Filer and City Housing Director Ambrose Stevens are skeptical of Goldrich & Kest's efforts to clean out Wilmington Arms. They point out that the firm owns another low-income project on Rosecrans Avenue--Douglas Park Apartments--that is a model of civility. Police say they have had no trouble with drugs there.
Hirsch says the three-story design of Wilmington Arms, with interior hallways, makes it difficult to properly police. Goldrich & Kest build most of the projects they own, but did not build Wilmington Arms, Hirsch said. A much better living and policing environment can be created in a garden-style project in which all the units open onto the outside, he said.
Stevens said Goldrich & Kest's management team is not adequate. "Under the proper management it is not going to be in the condition that it is," he said.
The firm has a buyer for the project. The purchasing syndicate includes Paul Saben, a Sepulveda investor, and Robert Fillet, an investor from Newport Beach. They have recruited a management firm, Alpha Property, which they say can operate the complex properly.
'Bargain Sale' Considered
City officials, however, are considering exercising options under a new federal program that would increase the city's share of the money to be made on the housing project sale. Known as a "bargain sale," the federal program is designed to promote low-income housing investment and the rehabilitation of troubled projects.

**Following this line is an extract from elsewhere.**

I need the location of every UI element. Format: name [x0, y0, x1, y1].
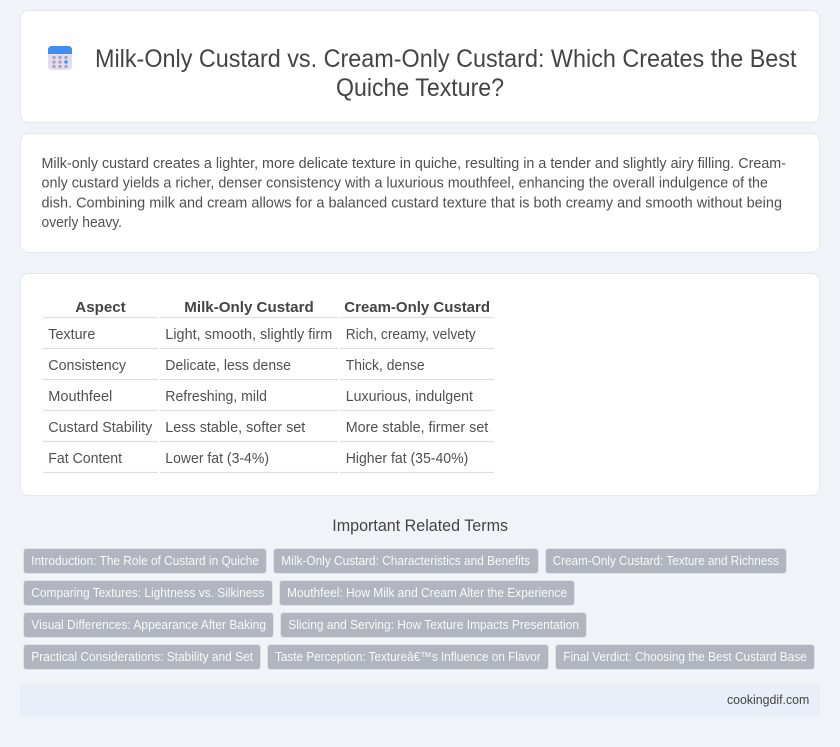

The program requires that the project be sold to a public agency such as a city or to a charitable organization. The city or the charity would immediately sell to a specified buyer at a higher price. To sweeten the deal financially for the buyer and seller, the original seller would get a charitable deduction and the eventual buyer would get tax credits, which are, theoretically, supposed to allow the buyer to have money left over for rehabilitation.